O fim do vazio sanitário da soja, marcado para 6 de setembro em Mato Grosso, coloca os produtores na reta final de preparação para a safra 2026/27. A liberação para o plantio, porém, não deve significar avanço imediato no campo. As condições climáticas devem ser determinantes para o ritmo da semeadura nas próximas semanas, especialmente diante da influência do El Niño.
O superintendente do Instituto Mato-grossense de Economia Agropecuária (Imea), Cleiton Gauer, reforça que o fim do período obrigatório não é sinônimo de momento ideal para semear. Segundo ele, o produtor precisa observar as condições de umidade e de chuva antes de colocar a semente no solo, avaliando a propriedade individualmente para garantir um bom estabelecimento da lavoura e evitar custos com eventuais replantios.
Imea projeta quase 49 milhões de toneladas para a safra 2026/27
Para o novo ciclo, o Imea projeta uma produção de 48.882.049 toneladas de soja em Mato Grosso. A estimativa leva em conta diferentes variáveis, entre elas as perspectivas climáticas, o histórico de produtividade, as práticas de manejo adotadas e o nível tecnológico empregado pelos produtores.
Segundo o analista de inteligência de mercado do Imea, Henrique Eggers, a combinação desses fatores permite estimar o desempenho da soja em cada região do Estado, ainda que o cenário completo só se confirme ao longo da safra.
Produtores devem aguardar chuvas regulares antes de acelerar o plantio
Mesmo com a liberação oficial em setembro, a expectativa é de que os produtores repitam o comportamento observado em outros anos. A tendência é aguardar a regularização das chuvas, principalmente na segunda quinzena do mês, antes de intensificar os trabalhos no campo.
Segundo Eggers, o mais relevante não é a chegada das primeiras precipitações, mas sim a confirmação de volumes suficientes e regulares para garantir o estabelecimento adequado das lavouras. Essa cautela ganha peso diante da maior instabilidade climática prevista para o início do próximo ciclo, o que pode postergar um avanço mais expressivo da semeadura.
A preocupação também é reforçada pela experiência recente. Na safra 2023/24, também marcada pela influência do El Niño, a irregularidade das chuvas comprometeu o estabelecimento das lavouras. Como resultado, a soja registrou naquele ciclo a menor produtividade média dos últimos dez anos em Mato Grosso.

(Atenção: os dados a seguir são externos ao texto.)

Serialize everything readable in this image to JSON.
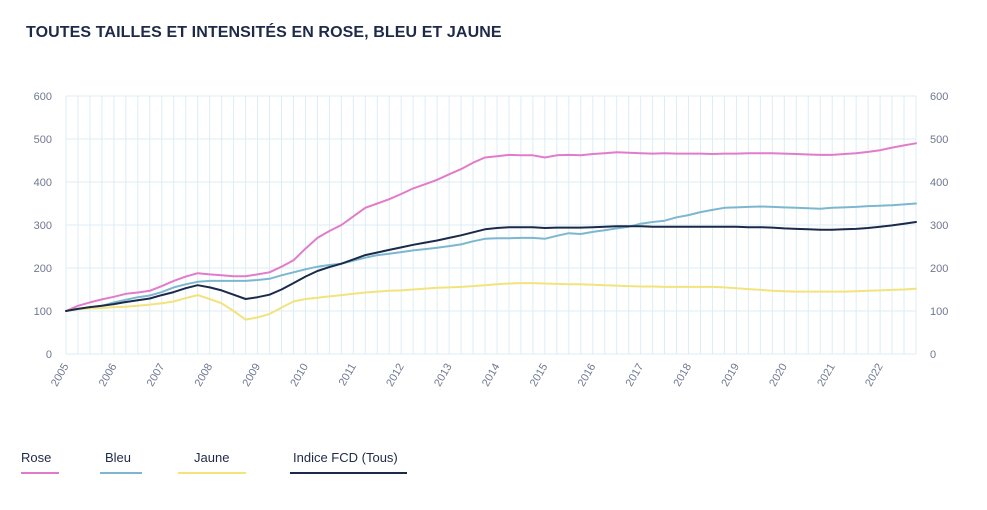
{
  "title": "TOUTES TAILLES ET INTENSITÉS EN ROSE, BLEU ET JAUNE",
  "colors": {
    "rose": "#e17ccb",
    "bleu": "#7db7cf",
    "jaune": "#f2e37c",
    "indice": "#1c2a4a",
    "grid": "#dcedf4",
    "tick": "#6f7890"
  },
  "chart_data": {
    "type": "line",
    "title": "TOUTES TAILLES ET INTENSITÉS EN ROSE, BLEU ET JAUNE",
    "xlabel": "",
    "ylabel": "",
    "xlim": [
      2005,
      2022.75
    ],
    "ylim": [
      0,
      600
    ],
    "y_ticks": [
      0,
      100,
      200,
      300,
      400,
      500,
      600
    ],
    "x_ticks": [
      "2005",
      "2006",
      "2007",
      "2008",
      "2009",
      "2010",
      "2011",
      "2012",
      "2013",
      "2014",
      "2015",
      "2016",
      "2017",
      "2018",
      "2019",
      "2020",
      "2021",
      "2022"
    ],
    "grid": true,
    "legend_position": "bottom-left",
    "series": [
      {
        "name": "Rose",
        "color": "#e17ccb",
        "x": [
          2005,
          2005.25,
          2005.5,
          2005.75,
          2006,
          2006.25,
          2006.5,
          2006.75,
          2007,
          2007.25,
          2007.5,
          2007.75,
          2008,
          2008.25,
          2008.5,
          2008.75,
          2009,
          2009.25,
          2009.5,
          2009.75,
          2010,
          2010.25,
          2010.5,
          2010.75,
          2011,
          2011.25,
          2011.5,
          2011.75,
          2012,
          2012.25,
          2012.5,
          2012.75,
          2013,
          2013.25,
          2013.5,
          2013.75,
          2014,
          2014.25,
          2014.5,
          2014.75,
          2015,
          2015.25,
          2015.5,
          2015.75,
          2016,
          2016.25,
          2016.5,
          2016.75,
          2017,
          2017.25,
          2017.5,
          2017.75,
          2018,
          2018.25,
          2018.5,
          2018.75,
          2019,
          2019.25,
          2019.5,
          2019.75,
          2020,
          2020.25,
          2020.5,
          2020.75,
          2021,
          2021.25,
          2021.5,
          2021.75,
          2022,
          2022.25,
          2022.5,
          2022.75
        ],
        "values": [
          100,
          112,
          120,
          127,
          133,
          140,
          143,
          147,
          158,
          170,
          180,
          188,
          185,
          183,
          181,
          181,
          185,
          190,
          203,
          218,
          245,
          270,
          286,
          300,
          320,
          340,
          350,
          360,
          372,
          385,
          395,
          405,
          418,
          430,
          445,
          457,
          460,
          463,
          462,
          462,
          457,
          462,
          463,
          462,
          465,
          467,
          469,
          468,
          467,
          466,
          467,
          466,
          466,
          466,
          465,
          466,
          466,
          467,
          467,
          467,
          466,
          465,
          464,
          463,
          463,
          465,
          467,
          470,
          474,
          480,
          485,
          490
        ]
      },
      {
        "name": "Bleu",
        "color": "#7db7cf",
        "x": [
          2005,
          2005.25,
          2005.5,
          2005.75,
          2006,
          2006.25,
          2006.5,
          2006.75,
          2007,
          2007.25,
          2007.5,
          2007.75,
          2008,
          2008.25,
          2008.5,
          2008.75,
          2009,
          2009.25,
          2009.5,
          2009.75,
          2010,
          2010.25,
          2010.5,
          2010.75,
          2011,
          2011.25,
          2011.5,
          2011.75,
          2012,
          2012.25,
          2012.5,
          2012.75,
          2013,
          2013.25,
          2013.5,
          2013.75,
          2014,
          2014.25,
          2014.5,
          2014.75,
          2015,
          2015.25,
          2015.5,
          2015.75,
          2016,
          2016.25,
          2016.5,
          2016.75,
          2017,
          2017.25,
          2017.5,
          2017.75,
          2018,
          2018.25,
          2018.5,
          2018.75,
          2019,
          2019.25,
          2019.5,
          2019.75,
          2020,
          2020.25,
          2020.5,
          2020.75,
          2021,
          2021.25,
          2021.5,
          2021.75,
          2022,
          2022.25,
          2022.5,
          2022.75
        ],
        "values": [
          100,
          105,
          108,
          112,
          120,
          126,
          132,
          136,
          144,
          155,
          162,
          168,
          170,
          170,
          170,
          170,
          172,
          175,
          183,
          190,
          197,
          203,
          207,
          210,
          217,
          224,
          230,
          233,
          237,
          241,
          244,
          247,
          251,
          255,
          262,
          268,
          269,
          269,
          270,
          270,
          268,
          275,
          281,
          279,
          284,
          288,
          292,
          296,
          303,
          307,
          310,
          318,
          323,
          330,
          335,
          340,
          341,
          342,
          343,
          342,
          341,
          340,
          339,
          338,
          340,
          341,
          342,
          344,
          345,
          346,
          348,
          350
        ]
      },
      {
        "name": "Jaune",
        "color": "#f2e37c",
        "x": [
          2005,
          2005.25,
          2005.5,
          2005.75,
          2006,
          2006.25,
          2006.5,
          2006.75,
          2007,
          2007.25,
          2007.5,
          2007.75,
          2008,
          2008.25,
          2008.5,
          2008.75,
          2009,
          2009.25,
          2009.5,
          2009.75,
          2010,
          2010.25,
          2010.5,
          2010.75,
          2011,
          2011.25,
          2011.5,
          2011.75,
          2012,
          2012.25,
          2012.5,
          2012.75,
          2013,
          2013.25,
          2013.5,
          2013.75,
          2014,
          2014.25,
          2014.5,
          2014.75,
          2015,
          2015.25,
          2015.5,
          2015.75,
          2016,
          2016.25,
          2016.5,
          2016.75,
          2017,
          2017.25,
          2017.5,
          2017.75,
          2018,
          2018.25,
          2018.5,
          2018.75,
          2019,
          2019.25,
          2019.5,
          2019.75,
          2020,
          2020.25,
          2020.5,
          2020.75,
          2021,
          2021.25,
          2021.5,
          2021.75,
          2022,
          2022.25,
          2022.5,
          2022.75
        ],
        "values": [
          100,
          104,
          106,
          107,
          109,
          110,
          112,
          115,
          118,
          122,
          130,
          137,
          128,
          118,
          100,
          80,
          85,
          93,
          108,
          122,
          128,
          131,
          134,
          137,
          140,
          143,
          145,
          147,
          148,
          150,
          152,
          154,
          155,
          156,
          158,
          160,
          162,
          164,
          165,
          165,
          164,
          163,
          162,
          162,
          161,
          160,
          159,
          158,
          157,
          157,
          156,
          156,
          156,
          156,
          156,
          155,
          153,
          151,
          149,
          147,
          146,
          145,
          145,
          145,
          145,
          145,
          146,
          147,
          148,
          149,
          150,
          152
        ]
      },
      {
        "name": "Indice FCD (Tous)",
        "color": "#1c2a4a",
        "x": [
          2005,
          2005.25,
          2005.5,
          2005.75,
          2006,
          2006.25,
          2006.5,
          2006.75,
          2007,
          2007.25,
          2007.5,
          2007.75,
          2008,
          2008.25,
          2008.5,
          2008.75,
          2009,
          2009.25,
          2009.5,
          2009.75,
          2010,
          2010.25,
          2010.5,
          2010.75,
          2011,
          2011.25,
          2011.5,
          2011.75,
          2012,
          2012.25,
          2012.5,
          2012.75,
          2013,
          2013.25,
          2013.5,
          2013.75,
          2014,
          2014.25,
          2014.5,
          2014.75,
          2015,
          2015.25,
          2015.5,
          2015.75,
          2016,
          2016.25,
          2016.5,
          2016.75,
          2017,
          2017.25,
          2017.5,
          2017.75,
          2018,
          2018.25,
          2018.5,
          2018.75,
          2019,
          2019.25,
          2019.5,
          2019.75,
          2020,
          2020.25,
          2020.5,
          2020.75,
          2021,
          2021.25,
          2021.5,
          2021.75,
          2022,
          2022.25,
          2022.5,
          2022.75
        ],
        "values": [
          100,
          105,
          109,
          112,
          116,
          121,
          125,
          129,
          137,
          144,
          153,
          160,
          155,
          148,
          138,
          128,
          132,
          138,
          150,
          165,
          180,
          193,
          202,
          210,
          220,
          230,
          236,
          242,
          248,
          254,
          259,
          264,
          270,
          276,
          283,
          290,
          293,
          295,
          295,
          295,
          293,
          294,
          294,
          294,
          295,
          296,
          297,
          297,
          297,
          296,
          296,
          296,
          296,
          296,
          296,
          296,
          296,
          295,
          295,
          294,
          292,
          291,
          290,
          289,
          289,
          290,
          291,
          293,
          296,
          299,
          303,
          307
        ]
      }
    ]
  },
  "legend": {
    "items": [
      {
        "label": "Rose",
        "color": "#e17ccb"
      },
      {
        "label": "Bleu",
        "color": "#7db7cf"
      },
      {
        "label": "Jaune",
        "color": "#f2e37c"
      },
      {
        "label": "Indice FCD (Tous)",
        "color": "#1c2a4a"
      }
    ]
  }
}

Veranicos e excesso de chuva estão entre os principais riscos
Nos últimos anos, alguns desafios climáticos se repetiram nas lavouras do Estado. Entre os principais estão:
- Veranicos durante fases críticas da cultura, como floração, formação das vagens e enchimento dos grãos;
- Chuvas isoladas seguidas de períodos secos, que prejudicam a germinação e o desenvolvimento inicial das plantas;
- Temperaturas elevadas, que intensificam a perda de água do solo e provocam estresse térmico;
- Excesso de chuva, que pode causar encharcamento, erosão e perda de solo e nutrientes.
Na colheita, o risco muda de direção: volumes elevados de precipitação aumentam a chance de perdas e de queda na qualidade dos grãos. Além disso, atrasos na semeadura ou na colheita da soja reduzem a janela disponível para a implantação de culturas de segunda safra, como milho e algodão.
Diante de tantas variáveis em aberto, Eggers pondera que ainda é cedo para determinar o ritmo da semeadura em cada região de Mato Grosso. Segundo ele, o Imea deve acompanhar semanalmente a evolução dos trabalhos, as condições climáticas e a situação específica de cada área do Estado.
Monitoramento segue essencial no controle da ferrugem-asiática
Mesmo com o fim do vazio sanitário, o monitoramento das lavouras continua sendo fundamental para o controle de doenças. A ferrugem-asiática, causada pelo fungo Phakopsora pachyrhizi, permanece como uma das principais ameaças à soja e exige acompanhamento constante ao longo de todo o ciclo.
Segundo Eggers, o manejo fitossanitário precisa ser ajustado à realidade de cada propriedade, considerando o potencial produtivo das áreas, as condições climáticas locais e o nível de infestação já observado. O monitoramento constante permite identificar problemas com antecedência e escolher medidas de controle mais eficientes.
Essa estratégia ganha ainda mais relevância em um cenário de custos elevados. Afinal, as decisões de manejo têm impacto direto sobre a produtividade, os gastos com insumos e a rentabilidade final da atividade.